As countries ramp up efforts to achieve net zero in the fight against climate change, regulations around emission disclosure are being put in place. Compliance, however, could be an arduous and costly task. Companies now have to measure not only the greenhouse gas (GHG) emissions from their main operations but also those contributed by the entire value chain.
Under the emerging standards, GHG emissions are normally categorized into three main groups. Scope 1 covers direct emissions from owned or controlled sources. Scope 2 includes indirect emissions from the use of electricity, steam, heating and cooling. Scope 3 refers to indirect emissions across a company’s value chain.
Many companies are now taking stock of their Scope 1 and Scope 2 emissions, but the inclusion of Scope 3 analysis, a measurement of the company’s supply chain emissions, has led to concerns that the complex methodology may not serve its intended purpose.
In March the US Securities and Exchange Commission (SEC) proposed that listed companies include details on emission goals and climate strategies in their annual reports, explaining that such disclosures are important for investors to make informed financial decisions.
The move has drawn wide attention from affected companies and asset managers. BlackRock, one of the world's biggest asset managers and a leading member of the Task Force on Climate-Related Financial Disclosures, has pushed back at the proposal.
“As investors, we use Scope 3 emissions as a proxy metric (among others) for the degree of exposure companies have to carbon-intensive business models and technologies. However, we do not believe the purpose of Scope 3 disclosure requirements should be to push publicly traded companies into the role of enforcing emission reduction targets outside of their control,” the asset manager says in a letter.

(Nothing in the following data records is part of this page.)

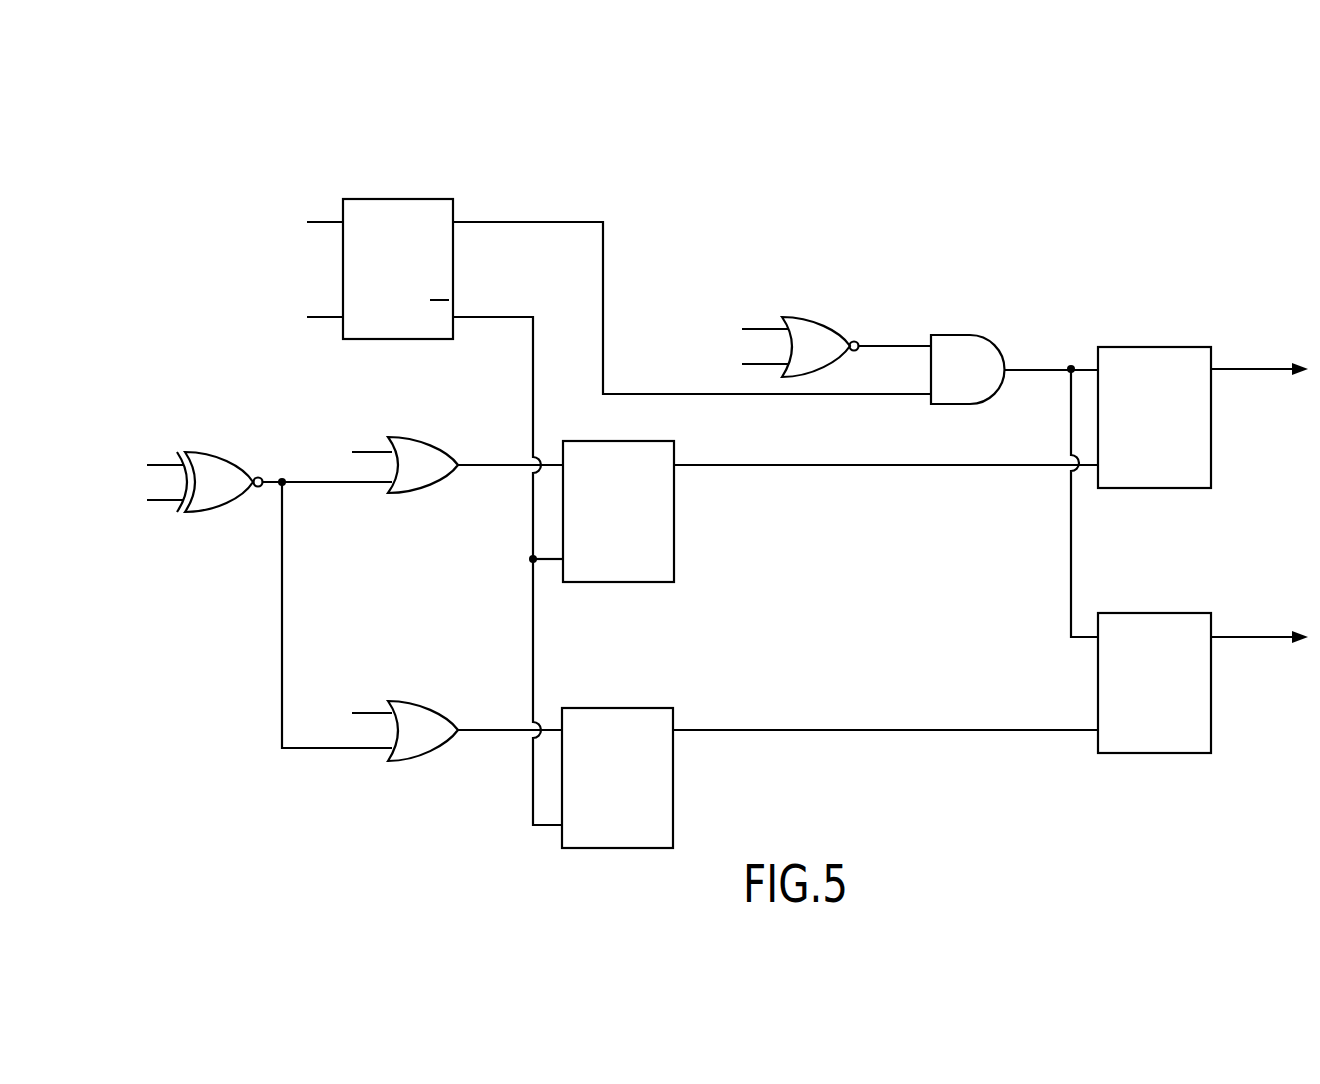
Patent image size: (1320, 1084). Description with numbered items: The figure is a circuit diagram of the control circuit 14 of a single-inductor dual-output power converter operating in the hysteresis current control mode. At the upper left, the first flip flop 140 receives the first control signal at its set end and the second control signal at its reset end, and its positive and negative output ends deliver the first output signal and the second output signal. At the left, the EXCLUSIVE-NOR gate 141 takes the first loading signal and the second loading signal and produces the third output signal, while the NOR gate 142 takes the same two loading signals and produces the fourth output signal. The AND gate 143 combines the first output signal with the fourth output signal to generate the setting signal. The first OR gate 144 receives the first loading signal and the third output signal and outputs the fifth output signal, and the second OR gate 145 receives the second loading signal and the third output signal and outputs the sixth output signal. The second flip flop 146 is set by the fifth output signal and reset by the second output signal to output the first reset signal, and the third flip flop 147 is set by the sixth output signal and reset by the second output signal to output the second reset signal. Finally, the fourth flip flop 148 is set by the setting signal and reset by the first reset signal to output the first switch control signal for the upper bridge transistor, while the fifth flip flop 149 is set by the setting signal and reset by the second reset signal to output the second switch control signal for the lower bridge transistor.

The control circuit 14 is at (1272, 143).
The first flip flop 140 is at (396, 199).
The EXCLUSIVE-NOR gate 141 is at (199, 452).
The NOR gate 142 is at (796, 317).
The AND gate 143 is at (956, 335).
The first OR gate 144 is at (404, 437).
The second OR gate 145 is at (404, 701).
The second flip flop 146 is at (674, 512).
The third flip flop 147 is at (673, 777).
The fourth flip flop 148 is at (1152, 347).
The fifth flip flop 149 is at (1152, 613).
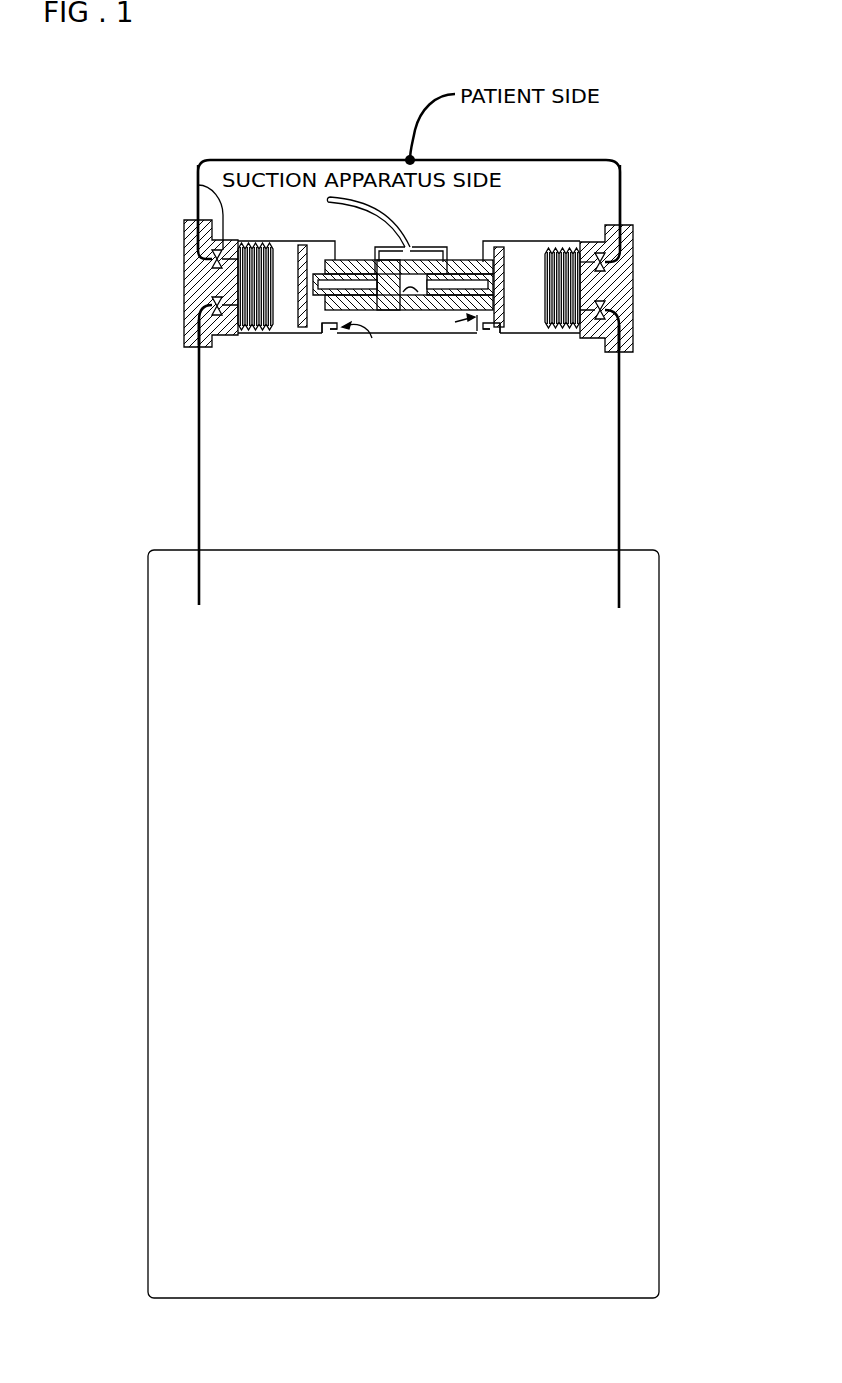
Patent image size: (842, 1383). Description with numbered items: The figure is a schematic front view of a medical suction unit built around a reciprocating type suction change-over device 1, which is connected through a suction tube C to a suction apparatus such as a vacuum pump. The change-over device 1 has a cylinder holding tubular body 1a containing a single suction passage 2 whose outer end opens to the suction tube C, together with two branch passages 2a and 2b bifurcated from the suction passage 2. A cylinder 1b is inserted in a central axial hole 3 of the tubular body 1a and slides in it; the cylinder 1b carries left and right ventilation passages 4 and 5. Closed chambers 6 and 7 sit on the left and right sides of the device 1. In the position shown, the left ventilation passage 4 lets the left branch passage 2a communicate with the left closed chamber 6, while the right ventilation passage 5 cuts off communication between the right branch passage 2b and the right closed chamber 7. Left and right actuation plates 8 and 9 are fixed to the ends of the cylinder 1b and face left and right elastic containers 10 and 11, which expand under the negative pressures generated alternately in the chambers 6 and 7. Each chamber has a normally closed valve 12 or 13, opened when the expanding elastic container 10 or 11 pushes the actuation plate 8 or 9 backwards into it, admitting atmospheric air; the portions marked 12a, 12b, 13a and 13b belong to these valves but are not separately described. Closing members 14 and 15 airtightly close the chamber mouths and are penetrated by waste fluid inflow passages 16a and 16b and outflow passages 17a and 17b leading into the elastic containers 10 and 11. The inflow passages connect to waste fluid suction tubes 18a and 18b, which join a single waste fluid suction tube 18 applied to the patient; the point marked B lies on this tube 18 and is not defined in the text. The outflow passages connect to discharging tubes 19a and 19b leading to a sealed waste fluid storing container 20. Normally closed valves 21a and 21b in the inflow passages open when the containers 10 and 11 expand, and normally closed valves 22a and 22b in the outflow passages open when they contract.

The reciprocating type suction change-over device 1 is at (416, 329).
The cylinder holding tubular body 1a is at (470, 262).
The cylinder 1b is at (403, 312).
The suction passage 2 is at (410, 238).
The left branch passage 2a is at (373, 255).
The right branch passage 2b is at (447, 250).
The central axial hole 3 is at (412, 305).
The left ventilation passage 4 is at (361, 337).
The right ventilation passage 5 is at (460, 329).
The left closed chamber 6 is at (284, 245).
The right closed chamber 7 is at (530, 255).
The left actuation plate 8 is at (303, 328).
The right actuation plate 9 is at (502, 310).
The left elastic container 10 is at (256, 333).
The right elastic container 11 is at (562, 250).
The left normally closed type valve 12 is at (360, 340).
The outlet port wall 12a is at (315, 335).
The outlet port lip 12b is at (332, 335).
The right normally closed type valve 13 is at (474, 335).
The outlet port wall 13a is at (487, 333).
The outlet port lip 13b is at (492, 338).
The left closing member 14 is at (185, 280).
The right closing member 15 is at (625, 300).
The left waste fluid inflow passage 16a is at (187, 243).
The right waste fluid inflow passage 16b is at (633, 232).
The left waste fluid outflow passage 17a is at (187, 325).
The right waste fluid outflow passage 17b is at (620, 330).
The single waste fluid suction tube 18 is at (417, 130).
The left waste fluid suction tube 18a is at (228, 160).
The right waste fluid suction tube 18b is at (605, 160).
The left waste fluid discharging tube 19a is at (197, 495).
The right waste fluid discharging tube 19b is at (620, 492).
The sealed waste fluid storing container 20 is at (645, 825).
The left normally closed type valve 21a is at (196, 181).
The right normally closed type valve 21b is at (603, 268).
The left normally closed type valve 22a is at (220, 318).
The right normally closed type valve 22b is at (594, 338).
The branch point B is at (442, 97).
The suction tube C is at (347, 214).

“Given methodological complexity for Scope 3 emissions and the lack of direct control by companies over the requisite data, our investors believe the usefulness of this disclosure varies significantly right now across industries and Scope 3 emissions categories.”
While large corporations, especially those in the technology, media and telecom (TMT) sector, can meet the regulation with some degree of ease, the extra costs incurred in the process make it difficult for smaller firms to keep up.
“If we adopt a sustainability-linked framework to the financing products for local corporates, it will involve a lot of work from third-party assurance to accounting and auditing. It is still something that the local corporates are deciphering,” a banker specializing in Islamic finance tells The Asset.
The limited scope of data coverage, index reference and benchmarks for small and mid-cap companies has also left many asset managers high and dry. “It is an ongoing challenge in the industry,” an asset manager tells The Asset. The challenges lie in data consistency, correlation and coverage. Regulations are expected to foster standardization, and as such, data will be increasingly regulation-aligned, he adds.
Carbon accounting, a methodology used to estimate the volumes of GHG emissions, provides credible and accurate measurement figures to businesses. The Greenhouse Gas Protocol Corporate Standard is one of the most commonly used corporate accounting and reporting standards. For more specific measurements, the Greenhouse Gas Protocol Corporate Value Chain (Scope 3) Standard and Product Standard are also widely adopted.
Many corporates are already setting sustainability goals and adopting carbon accounting.
Some corporates, such as Meta and New World Development, have aligned their GHG reduction goals with the Science Based Targets initiative. “Targets are considered ‘science-based’ if they are in line with what the latest climate science deems necessary to meet the goals of the Paris agreement – limiting global warming to well below 2°C above pre-industrial levels and pursuing efforts to limit warming to 1.5°C,” according to the initiative.
The targets have also been incorporated into sustainability-linked market instruments to demonstrate corporate decarbonization efforts. In 2020 luxury brand Chanel issued a sustainability-linked bond, pledging to reduce Scope 1 to 3 emissions and shift to 100% renewable electricity in their operations. The targets have been approved by the Science Based Targets initiative.
In the broader scheme of things, there is a need to break the link between emissions and GDP. “Carbon emissions grew by 6% in 2021, the same rate as world GDP. This was the first time since 2010 that the carbon intensity of GDP failed to improve at the global level and occurred despite further gains in global energy efficiency,” the rating agency says in a research report.
As corporates and financial institutions share the bulk of responsibility of decarbonization, it is essential that emission standards and regulations take into account their concerns and capabilities to ensure that the climate goal is within reach.